Canon Patrick Comerford, director of spiritual formation at the Church of Ireland Theological Institute in Dublin, said “a bishop must be a focus of unity.”
He continued: “Mistakes based on poor moral judgment, on low moral standards must be a cause of resignation.
“If a bishop does not expect high – not necessarily the highest, but certainly very high – moral standards from his priests, then he is not just negligent of his office, but he can no longer be the focus of unity that is at the heart of the primary ministry of a bishop.”
Speaking at a sung Eucharist in the institute chapel, he said he had “the highest respect for Archbishop Diarmuid Martin . . . because he is willing to provide moral leadership, and to provide it even when he has to take tough decisions.”
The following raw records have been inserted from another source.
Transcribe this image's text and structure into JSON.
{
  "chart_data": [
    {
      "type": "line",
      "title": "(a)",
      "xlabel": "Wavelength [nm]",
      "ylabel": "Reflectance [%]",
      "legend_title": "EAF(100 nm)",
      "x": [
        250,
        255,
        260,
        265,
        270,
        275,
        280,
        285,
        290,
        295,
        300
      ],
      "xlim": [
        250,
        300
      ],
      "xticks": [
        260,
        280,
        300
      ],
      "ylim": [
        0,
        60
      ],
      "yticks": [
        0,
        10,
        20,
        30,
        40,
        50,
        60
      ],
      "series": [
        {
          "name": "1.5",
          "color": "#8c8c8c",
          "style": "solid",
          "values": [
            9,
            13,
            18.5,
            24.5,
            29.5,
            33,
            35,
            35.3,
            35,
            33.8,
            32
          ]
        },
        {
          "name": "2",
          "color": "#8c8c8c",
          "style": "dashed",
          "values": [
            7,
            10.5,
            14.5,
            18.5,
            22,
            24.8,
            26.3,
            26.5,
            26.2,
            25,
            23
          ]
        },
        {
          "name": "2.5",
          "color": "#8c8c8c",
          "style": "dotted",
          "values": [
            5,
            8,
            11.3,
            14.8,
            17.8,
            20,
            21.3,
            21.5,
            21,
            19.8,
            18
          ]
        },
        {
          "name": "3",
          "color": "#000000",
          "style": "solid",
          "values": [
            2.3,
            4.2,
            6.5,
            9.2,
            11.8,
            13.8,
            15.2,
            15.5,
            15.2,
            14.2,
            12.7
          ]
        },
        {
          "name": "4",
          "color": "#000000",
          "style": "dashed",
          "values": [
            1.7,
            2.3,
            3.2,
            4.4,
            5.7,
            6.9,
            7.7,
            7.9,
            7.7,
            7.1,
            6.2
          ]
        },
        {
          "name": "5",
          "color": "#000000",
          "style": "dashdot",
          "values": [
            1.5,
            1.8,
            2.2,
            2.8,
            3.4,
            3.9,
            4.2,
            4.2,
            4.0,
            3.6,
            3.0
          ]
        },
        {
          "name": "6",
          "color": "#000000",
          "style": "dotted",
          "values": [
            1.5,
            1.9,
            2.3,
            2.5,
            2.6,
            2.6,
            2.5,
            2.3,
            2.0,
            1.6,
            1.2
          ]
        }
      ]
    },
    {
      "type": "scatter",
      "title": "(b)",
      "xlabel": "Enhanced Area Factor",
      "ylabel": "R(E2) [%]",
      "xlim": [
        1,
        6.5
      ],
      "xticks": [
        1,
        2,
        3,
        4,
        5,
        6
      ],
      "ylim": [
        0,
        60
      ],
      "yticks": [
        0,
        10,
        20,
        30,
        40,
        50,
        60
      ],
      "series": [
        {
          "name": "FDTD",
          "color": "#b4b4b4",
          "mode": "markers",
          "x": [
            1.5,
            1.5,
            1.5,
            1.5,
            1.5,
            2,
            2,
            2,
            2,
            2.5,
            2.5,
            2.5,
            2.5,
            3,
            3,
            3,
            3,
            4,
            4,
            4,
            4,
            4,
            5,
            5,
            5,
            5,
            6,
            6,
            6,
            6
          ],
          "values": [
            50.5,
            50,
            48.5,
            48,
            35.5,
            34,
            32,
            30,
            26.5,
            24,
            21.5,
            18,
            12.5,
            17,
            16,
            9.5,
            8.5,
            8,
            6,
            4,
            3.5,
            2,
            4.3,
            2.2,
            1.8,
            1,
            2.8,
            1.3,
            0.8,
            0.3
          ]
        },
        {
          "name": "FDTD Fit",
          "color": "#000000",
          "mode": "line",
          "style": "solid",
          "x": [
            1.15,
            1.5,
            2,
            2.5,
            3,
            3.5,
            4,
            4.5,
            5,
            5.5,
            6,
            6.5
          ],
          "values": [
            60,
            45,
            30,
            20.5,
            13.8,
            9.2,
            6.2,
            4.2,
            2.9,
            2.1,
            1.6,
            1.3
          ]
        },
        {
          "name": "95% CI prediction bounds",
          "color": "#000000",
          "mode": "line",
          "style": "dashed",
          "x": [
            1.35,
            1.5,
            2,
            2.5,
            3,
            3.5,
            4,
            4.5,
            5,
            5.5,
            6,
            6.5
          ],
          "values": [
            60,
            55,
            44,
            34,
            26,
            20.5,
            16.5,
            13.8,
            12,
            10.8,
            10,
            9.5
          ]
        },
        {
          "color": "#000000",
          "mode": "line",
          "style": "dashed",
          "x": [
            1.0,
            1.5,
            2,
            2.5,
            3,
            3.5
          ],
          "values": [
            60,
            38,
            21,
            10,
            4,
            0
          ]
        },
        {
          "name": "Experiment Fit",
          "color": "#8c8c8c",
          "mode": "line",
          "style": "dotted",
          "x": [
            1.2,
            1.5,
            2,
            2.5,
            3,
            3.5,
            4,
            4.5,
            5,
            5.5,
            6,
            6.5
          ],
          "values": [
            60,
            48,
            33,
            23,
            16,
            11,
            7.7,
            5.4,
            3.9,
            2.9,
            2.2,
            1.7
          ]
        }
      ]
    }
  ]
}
The truth was, he said, “that the overwhelming majority of priests in Roman Catholic Church are good priests. And in their lonely solitude at night they must be drowning in seas of sorrows and in their tears as they realise how day after day, each day, they are bearing the blame that ought to be shouldered by a few, but who have been protected, in the past and sometimes even in the present, by some bishops and even by some in the Vatican”.
He warned that “the crisis facing the Roman Catholic Church” was not a threat to one tradition but one that would rock the confidence people had in all the traditions of the church.
It was “not an opportunity for the Church of Ireland. This is a time for us to weep”.